Florida legal malpractice: Duty of care and fiduciary duty are distinct

by | Mar 25, 2021 | Conflict of Interest, Duty of Care, Fiduciary Duty, Legal Malpractice |

Under the umbrella of legal malpractice are two kinds of claims against a lawyer: breach of the duty of care and breach of fiduciary duty. Each duty involves a different professional aspect of the attorney-client relationship.

Broadly, the duty of care concerns attorney competency and the duty of a fiduciary is all about loyalty.

Lawyer’s duty of care

As we explained in an earlier post, when an attorney represents a client, the lawyer owes the client a reasonable duty of care to protect the client’s interests in the matter for which the lawyer was retained. The duty of care concerns the nuts and bolts of the practice of law – does the lawyer have the average or ordinary knowledge, skill and competence an attorney must have to accomplish what they were hired to do?

The duty of care also requires professionalism in the way the lawyer practices law. For example, are they diligent and prudent in how they accomplish the tasks involved? Do they meet deadlines; file the right documents with the correct government office; perform the necessary legal research; and then execute each step on time and adequately to accomplish the client’s goals?

Attorneys are fiduciaries

The concept of a fiduciary duty is easy to understand if you think more broadly. Lawyers are fiduciaries, but so are people serving in other official roles like guardians, trustees, people with powers of attorney, stockbrokers, real estate brokers and others.

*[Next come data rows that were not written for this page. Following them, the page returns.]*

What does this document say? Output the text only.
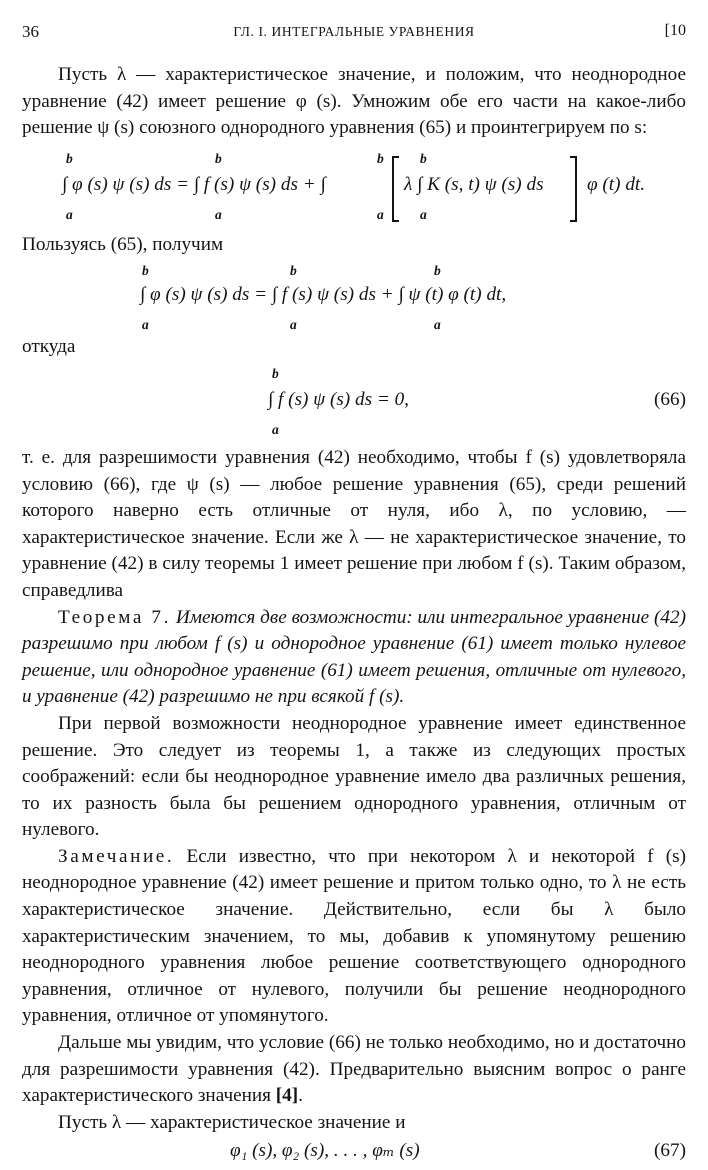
36	ГЛ. I. ИНТЕГРАЛЬНЫЕ УРАВНЕНИЯ	[10

Пусть λ — характеристическое значение, и положим, что неоднородное уравнение (42) имеет решение φ (s). Умножим обе его части на какое-либо решение ψ (s) союзного однородного уравнения (65) и проинтегрируем по s:

b
a
b
a
b
a
b
a
∫ φ (s) ψ (s) ds = ∫ f (s) ψ (s) ds + ∫	λ ∫ K (s, t) ψ (s) ds φ (t) dt.

Пользуясь (65), получим

b
a
b
a
b
a
∫ φ (s) ψ (s) ds = ∫ f (s) ψ (s) ds + ∫ ψ (t) φ (t) dt,

откуда

b
a
∫ f (s) ψ (s) ds = 0,	(66)

т. е. для разрешимости уравнения (42) необходимо, чтобы f (s) удовлетворяла условию (66), где ψ (s) — любое решение уравнения (65), среди решений которого наверно есть отличные от нуля, ибо λ, по условию, — характеристическое значение. Если же λ — не характеристическое значение, то уравнение (42) в силу теоремы 1 имеет решение при любом f (s). Таким образом, справедлива

Теорема 7. Имеются две возможности: или интегральное уравнение (42) разрешимо при любом f (s) и однородное уравнение (61) имеет только нулевое решение, или однородное уравнение (61) имеет решения, отличные от нулевого, и уравнение (42) разрешимо не при всякой f (s).

При первой возможности неоднородное уравнение имеет единственное решение. Это следует из теоремы 1, а также из следующих простых соображений: если бы неоднородное уравнение имело два различных решения, то их разность была бы решением однородного уравнения, отличным от нулевого.

Замечание. Если известно, что при некотором λ и некоторой f (s) неоднородное уравнение (42) имеет решение и притом только одно, то λ не есть характеристическое значение. Действительно, если бы λ было характеристическим значением, то мы, добавив к упомянутому решению неоднородного уравнения любое решение соответствующего однородного уравнения, отличное от нулевого, получили бы решение неоднородного уравнения, отличное от упомянутого.

Дальше мы увидим, что условие (66) не только необходимо, но и достаточно для разрешимости уравнения (42). Предварительно выясним вопрос о ранге характеристического значения [4].

Пусть λ — характеристическое значение и

φ₁ (s), φ₂ (s), . . . , φₘ (s)	(67)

The common denominator is that these are positions of trust that require loyalty to another person in conducting that person’s business, managing their affairs, protecting their interests or keeping them safe.

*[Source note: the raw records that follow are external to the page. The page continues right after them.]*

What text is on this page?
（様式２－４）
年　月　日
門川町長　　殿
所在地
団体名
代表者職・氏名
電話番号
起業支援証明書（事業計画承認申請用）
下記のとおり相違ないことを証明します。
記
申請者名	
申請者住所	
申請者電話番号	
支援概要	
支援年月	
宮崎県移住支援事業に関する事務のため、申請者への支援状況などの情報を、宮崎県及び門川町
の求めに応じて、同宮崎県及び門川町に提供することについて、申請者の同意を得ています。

You might say that someone with a fiduciary duty must act in the best interest of the person to whom the duty is owed even when no one is looking. As concerns an attorney’s fiduciary duty, one Florida case called Smyrna Developers, Inc., v. Bornstein explained that a lawyer is “under a duty at all times to represent [their] client and handle [their] client’s affairs with the utmost degree of honesty, forthrightness, loyalty and fidelity.”

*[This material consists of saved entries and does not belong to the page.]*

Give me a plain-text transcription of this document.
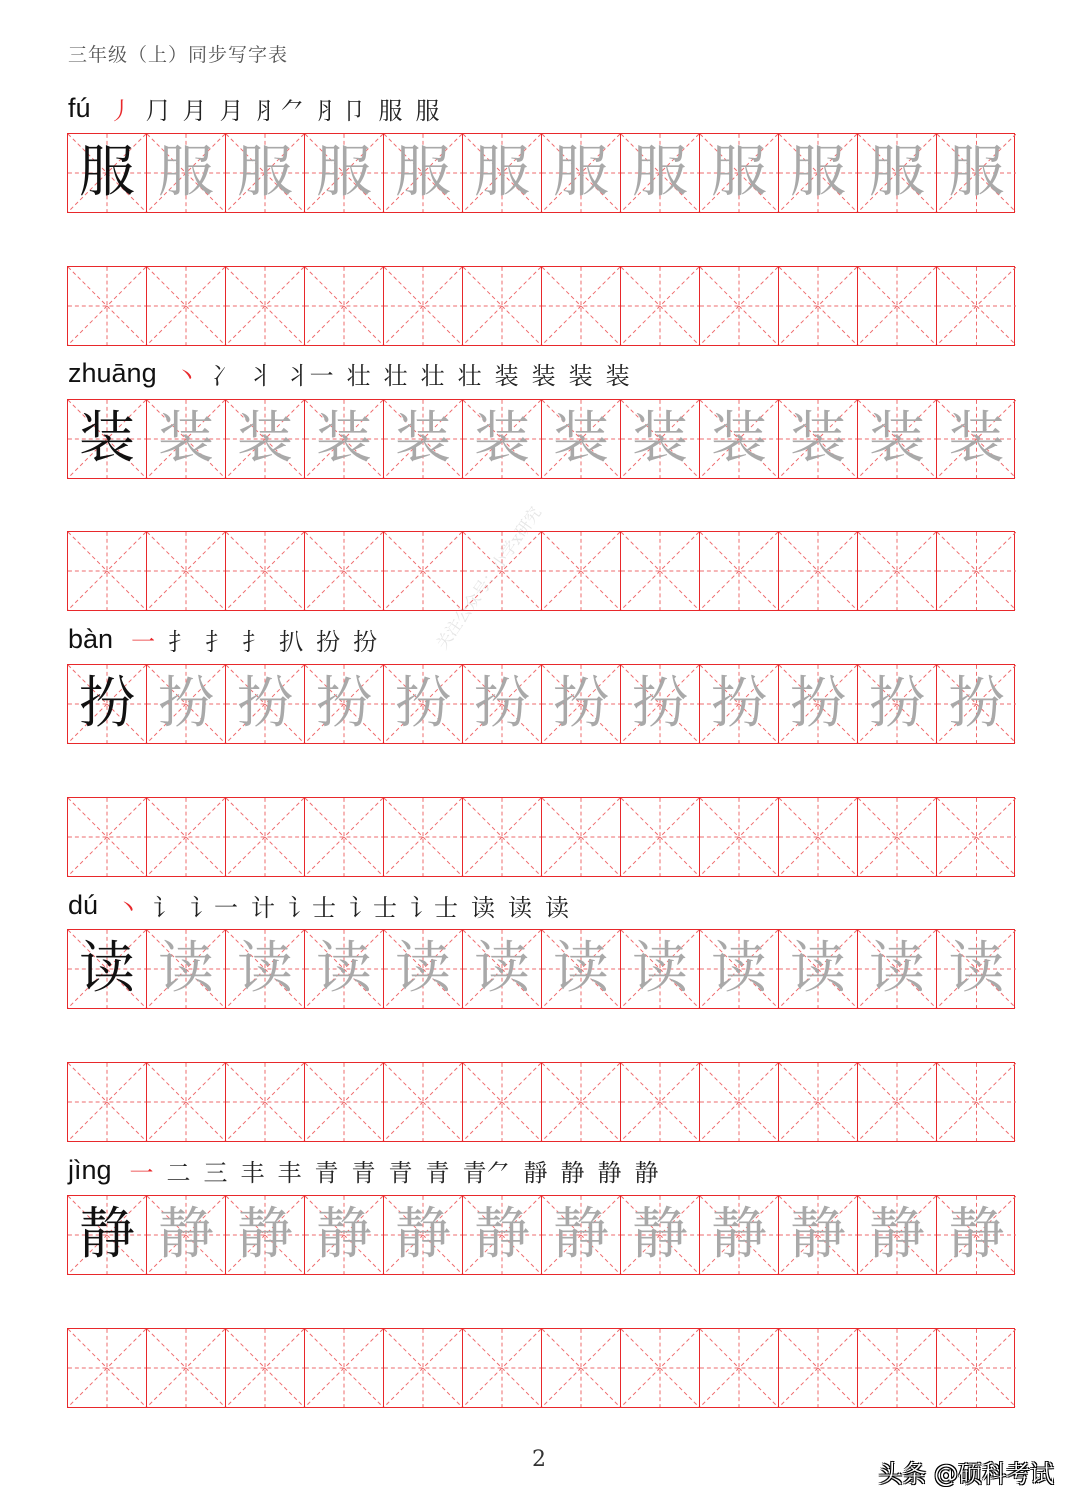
三年级（上）同步写字表
fú 丿 ⺆ 月 月 ⺼⺈ ⺼卩 服 服
服 服 服 服 服 服 服 服 服 服 服 服
zhuāng 丶 冫 丬 丬一 壮 壮 壮 壮 装 装 装 装
装 装 装 装 装 装 装 装 装 装 装 装
bàn 一 扌 扌 扌 扒 扮 扮
扮 扮 扮 扮 扮 扮 扮 扮 扮 扮 扮 扮
dú 丶 讠 讠一 计 讠士 讠士 讠士 读 读 读
读 读 读 读 读 读 读 读 读 读 读 读
jìng 一 二 三 丰 丰 青 青 青 青 青⺈ 靜 静 静 静
静 静 静 静 静 静 静 静 静 静 静 静
关注公众号：小学x研究
2
头条 @硕科考试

The fiduciary duty requires acting in good faith and with fairness and trustworthiness – and never in the lawyer’s own personal interest adverse to the client’s. If a conflict of interest develops between legal counsel and their client, the lawyer must fully and fairly disclose this to the client so the client can choose either to consent to representation despite the conflict or to get another attorney.

The two duties are separate theories of legal malpractice

In looking at whether a lawyer committed malpractice, violation of either or both duties would constitute professional negligence or malpractice.